Typical of Jack’s ability to grab a moment and turn it in his direction was an incident when he was playing golf at Lawrence Country Club. Sons Jack and Jud were at the tyke stage, tagged along and had found a gopher and its hole just off one of the fairways. Perpetual Motion Jack wanted to move on, but the kids wanted to go for the gopher.

“Come on, guys, there’s an even bigger gopher on the next hole!” shouted Jack, ever the con artist. Jackson and Jud bought it but often complained about the lack of another rodent down the line.

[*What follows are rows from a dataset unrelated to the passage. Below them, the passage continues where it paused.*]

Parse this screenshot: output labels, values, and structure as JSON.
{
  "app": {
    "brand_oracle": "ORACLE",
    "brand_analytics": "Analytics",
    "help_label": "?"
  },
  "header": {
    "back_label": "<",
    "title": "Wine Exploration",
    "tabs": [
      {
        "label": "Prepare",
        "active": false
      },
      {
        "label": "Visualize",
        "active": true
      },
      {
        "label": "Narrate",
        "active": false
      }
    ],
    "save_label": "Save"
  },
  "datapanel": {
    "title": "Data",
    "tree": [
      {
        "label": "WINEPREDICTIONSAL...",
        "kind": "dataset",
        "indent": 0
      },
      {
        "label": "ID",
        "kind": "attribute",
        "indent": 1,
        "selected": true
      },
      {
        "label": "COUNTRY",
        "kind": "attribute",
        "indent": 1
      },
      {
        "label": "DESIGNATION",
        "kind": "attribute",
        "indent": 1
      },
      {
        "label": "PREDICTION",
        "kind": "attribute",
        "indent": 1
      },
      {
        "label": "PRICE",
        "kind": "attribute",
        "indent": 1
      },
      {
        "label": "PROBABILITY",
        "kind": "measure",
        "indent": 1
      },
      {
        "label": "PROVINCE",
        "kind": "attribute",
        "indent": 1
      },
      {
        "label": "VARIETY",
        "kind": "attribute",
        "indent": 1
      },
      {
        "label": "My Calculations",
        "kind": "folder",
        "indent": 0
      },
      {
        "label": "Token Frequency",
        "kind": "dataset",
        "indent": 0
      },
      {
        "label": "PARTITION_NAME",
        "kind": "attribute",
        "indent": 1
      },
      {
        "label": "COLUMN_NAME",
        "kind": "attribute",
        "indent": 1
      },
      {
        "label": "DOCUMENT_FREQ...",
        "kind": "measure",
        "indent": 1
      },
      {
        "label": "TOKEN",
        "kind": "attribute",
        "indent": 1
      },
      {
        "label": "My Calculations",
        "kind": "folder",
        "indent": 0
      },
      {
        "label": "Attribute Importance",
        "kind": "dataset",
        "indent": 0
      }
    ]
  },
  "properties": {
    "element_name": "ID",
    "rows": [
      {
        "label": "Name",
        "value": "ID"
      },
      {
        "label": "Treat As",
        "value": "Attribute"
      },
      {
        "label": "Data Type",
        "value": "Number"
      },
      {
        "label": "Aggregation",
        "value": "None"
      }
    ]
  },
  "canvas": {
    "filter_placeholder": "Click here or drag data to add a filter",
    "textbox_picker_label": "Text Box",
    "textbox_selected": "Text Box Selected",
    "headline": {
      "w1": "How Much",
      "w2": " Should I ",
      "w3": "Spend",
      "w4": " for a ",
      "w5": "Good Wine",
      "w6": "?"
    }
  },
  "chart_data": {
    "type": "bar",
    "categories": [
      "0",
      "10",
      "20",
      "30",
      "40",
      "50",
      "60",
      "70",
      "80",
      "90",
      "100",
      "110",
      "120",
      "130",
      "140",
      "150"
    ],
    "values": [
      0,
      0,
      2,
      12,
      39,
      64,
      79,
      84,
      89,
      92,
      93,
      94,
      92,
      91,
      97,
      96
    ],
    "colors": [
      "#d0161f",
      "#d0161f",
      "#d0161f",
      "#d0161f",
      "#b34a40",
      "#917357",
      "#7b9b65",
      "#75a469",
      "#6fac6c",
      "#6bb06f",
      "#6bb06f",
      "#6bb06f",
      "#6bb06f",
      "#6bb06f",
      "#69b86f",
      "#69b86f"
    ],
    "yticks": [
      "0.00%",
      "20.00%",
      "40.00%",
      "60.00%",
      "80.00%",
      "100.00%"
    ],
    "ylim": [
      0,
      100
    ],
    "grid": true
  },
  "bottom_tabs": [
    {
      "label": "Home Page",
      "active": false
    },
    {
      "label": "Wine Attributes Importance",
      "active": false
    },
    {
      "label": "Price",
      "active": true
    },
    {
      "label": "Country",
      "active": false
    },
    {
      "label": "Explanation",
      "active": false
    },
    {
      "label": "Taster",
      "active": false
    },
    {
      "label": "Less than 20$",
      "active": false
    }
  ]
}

Mitchell had just arrived in town from his Arkansas job in late 1957, and there was a get-together to welcome the new KU coach and staff. I asked if he thought he could get the best out of favored Chuck Mather holdovers such as Homer Floyd. He took a chew on his cigar, looked dead-serious for a second, then blurted: “A really good football player’d play for Hitler!” Then his eyes sparkled, making sure people got his drift, and added: “I can get kids to play for me, more importantly for Kansas.”

Great all-around athlete at Arkansas City High, All-America quarterback at Oklahoma, headline-grabbing head coach at Wichita, Arkansas and Kansas, and never at a loss for words or a good story, even if it included a little fabrication and alteration of hard facts.

Satchel Paige was right: something’s always gaining on all of us, so be furtive when you look back. Yet the losses of people such as Freddy, Martha Sue and Genial Jack aren’t quite as painful when there are so many fond memories to ease the sting. Just think — and be delighted — about the many people of that caliber Kansas University has given us to enrich our existence.